The system does not train a model or load data into memory. It queries the existing graph data per-request — 3.3M ArtistConnection rows weighted across eight signal types, 27K SceneMember records from Louvain community detection, and 56K FestivalLineup entries — to score and rank candidates for each festival.
How It Works
The prediction starts with a festival's current lineup and automatically discovers up to 5 similar festivals based on shared artists and genre overlap. The combined lineups form a seed pool. For each seed artist, the engine queries their ArtistConnection edges (weighted co-occurrence) and SceneMember associations (Louvain communities) to build a candidate pool.
Candidates are hard-filtered: must share at least one genre with the festival, must have complete profile data (image, location, genres), must not be retired or a duplicate record. Surviving candidates are scored by connection weight sum, scene affinity (SceneMember.score × FestivalScene.strength), and a genre-depth multiplier that rewards artists matching multiple festival genres.
Scores are flattened with square root to reduce dominance by heavily-connected artists, then sampled without replacement using weighted random selection. Each request gets a fresh random seed, so regenerating produces a different lineup. Confidence scores are relative — highest scorer in the batch gets 100%, not a probability of appearing.
Results are grouped into three tiers: High Confidence (≥70%), There's a Chance (40-70%), and Probably Not (<40%).
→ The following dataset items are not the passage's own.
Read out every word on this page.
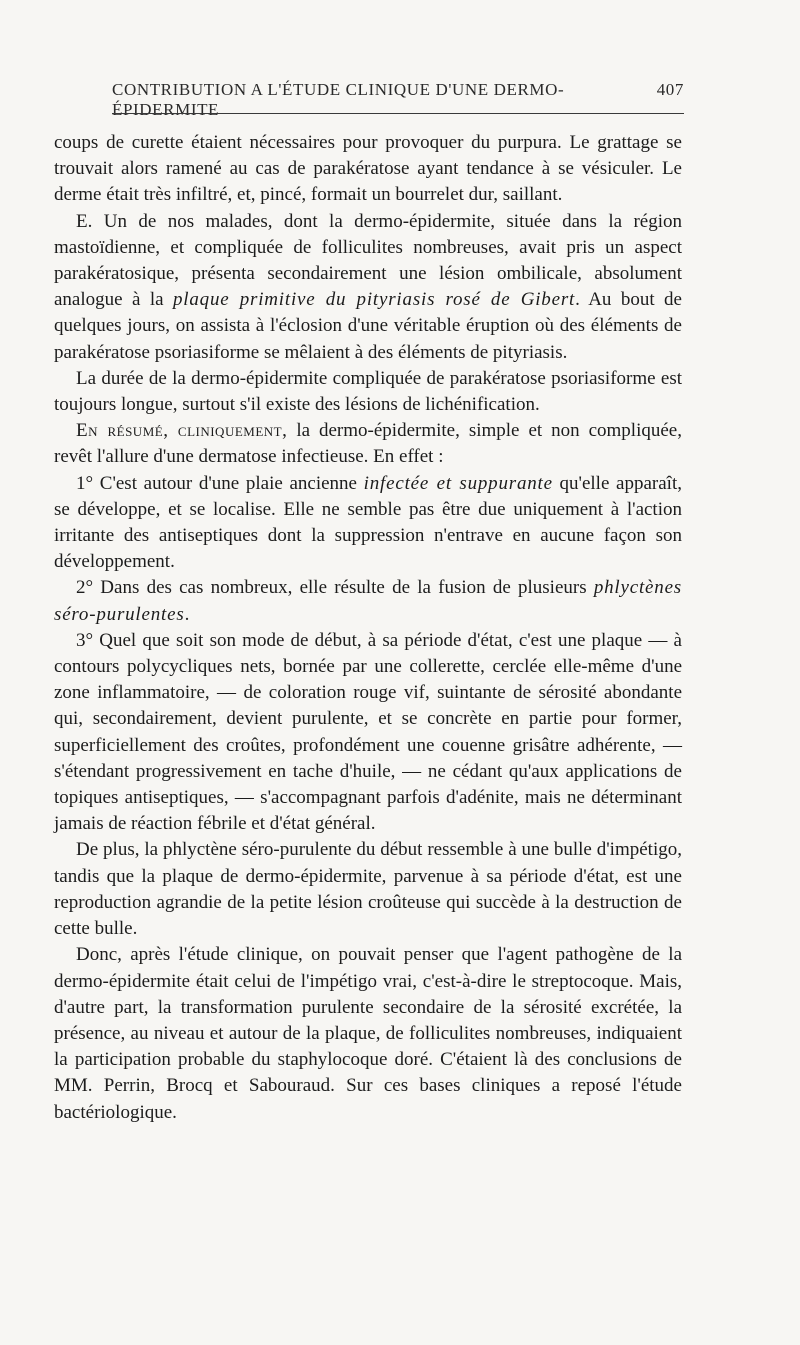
CONTRIBUTION A L'ÉTUDE CLINIQUE D'UNE DERMO-ÉPIDERMITE
407

coups de curette étaient nécessaires pour provoquer du purpura. Le grattage se trouvait alors ramené au cas de parakératose ayant tendance à se vésiculer. Le derme était très infiltré, et, pincé, formait un bourrelet dur, saillant.

E. Un de nos malades, dont la dermo-épidermite, située dans la région mastoïdienne, et compliquée de folliculites nombreuses, avait pris un aspect parakératosique, présenta secondairement une lésion ombilicale, absolument analogue à la plaque primitive du pityriasis rosé de Gibert. Au bout de quelques jours, on assista à l'éclosion d'une véritable éruption où des éléments de parakératose psoriasiforme se mêlaient à des éléments de pityriasis.

La durée de la dermo-épidermite compliquée de parakératose psoriasiforme est toujours longue, surtout s'il existe des lésions de lichénification.

En résumé, cliniquement, la dermo-épidermite, simple et non compliquée, revêt l'allure d'une dermatose infectieuse. En effet :

1° C'est autour d'une plaie ancienne infectée et suppurante qu'elle apparaît, se développe, et se localise. Elle ne semble pas être due uniquement à l'action irritante des antiseptiques dont la suppression n'entrave en aucune façon son développement.

2° Dans des cas nombreux, elle résulte de la fusion de plusieurs phlyctènes séro-purulentes.

3° Quel que soit son mode de début, à sa période d'état, c'est une plaque — à contours polycycliques nets, bornée par une collerette, cerclée elle-même d'une zone inflammatoire, — de coloration rouge vif, suintante de sérosité abondante qui, secondairement, devient purulente, et se concrète en partie pour former, superficiellement des croûtes, profondément une couenne grisâtre adhérente, — s'étendant progressivement en tache d'huile, — ne cédant qu'aux applications de topiques antiseptiques, — s'accompagnant parfois d'adénite, mais ne déterminant jamais de réaction fébrile et d'état général.

De plus, la phlyctène séro-purulente du début ressemble à une bulle d'impétigo, tandis que la plaque de dermo-épidermite, parvenue à sa période d'état, est une reproduction agrandie de la petite lésion croûteuse qui succède à la destruction de cette bulle.

Donc, après l'étude clinique, on pouvait penser que l'agent pathogène de la dermo-épidermite était celui de l'impétigo vrai, c'est-à-dire le streptocoque. Mais, d'autre part, la transformation purulente secondaire de la sérosité excrétée, la présence, au niveau et autour de la plaque, de folliculites nombreuses, indiquaient la participation probable du staphylocoque doré. C'étaient là des conclusions de MM. Perrin, Brocq et Sabouraud. Sur ces bases cliniques a reposé l'étude bactériologique.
Each predicted artist includes the top 5 contributing factors showing which lineup artists drove the prediction.
Connection Weight Signals
The ArtistConnection table captures eight types of relationships, each with a different weight maintained by the graph worker in Knokr Base:
| Signal | Weight |
|---|---|
| LOCAL_SCENE (city + region + genre) | 8 |
| SHARED_MEMBER (band members) | 7 |
| SAME_EVENT | 6 |
| SAME_FESTIVAL_DAY | 5 |
| SAME_VENUE | 4 |
| SAME_FESTIVAL | 3 |
| NATIONAL_SCENE (country + genre) | 2 |
| SAME_COUNTRY | 1 |
Current Accuracy
Based on manual review against known lineups:
| Metric | Current | Target |
|---|---|---|
| Genre relevance | ~70% | 90%+ |
| Artist plausibility | ~50% | 75%+ |
| Geographic fit | ~30% | 70%+ |
| Confidence calibration | Poor | Meaningful |
| Regeneration variety | Good | Good |
Known Weaknesses & Next Steps
Geographic weighting is the biggest gap — a Barcelona festival should predict more Spanish/European acts but geography isn't factored into scoring yet. Connection weight normalization is needed to prevent artists who appear at 20+ festivals from dominating every prediction. Other planned improvements include rebooking avoidance (penalizing artists from the most recent edition), top-3 genre filtering to prevent over-permissive matching on festivals with 30+ genre tags, billing tier prediction using popularity and career data, and a supervised ML layer once the graph-based predictions stabilize.
Technology Stack
- FastAPI
- asyncpg
- Redis
- Next.js 16
- React 19
- TypeScript
- Prisma 6
- PostgreSQL
- HeroUI
- Tailwind CSS 4
- Railway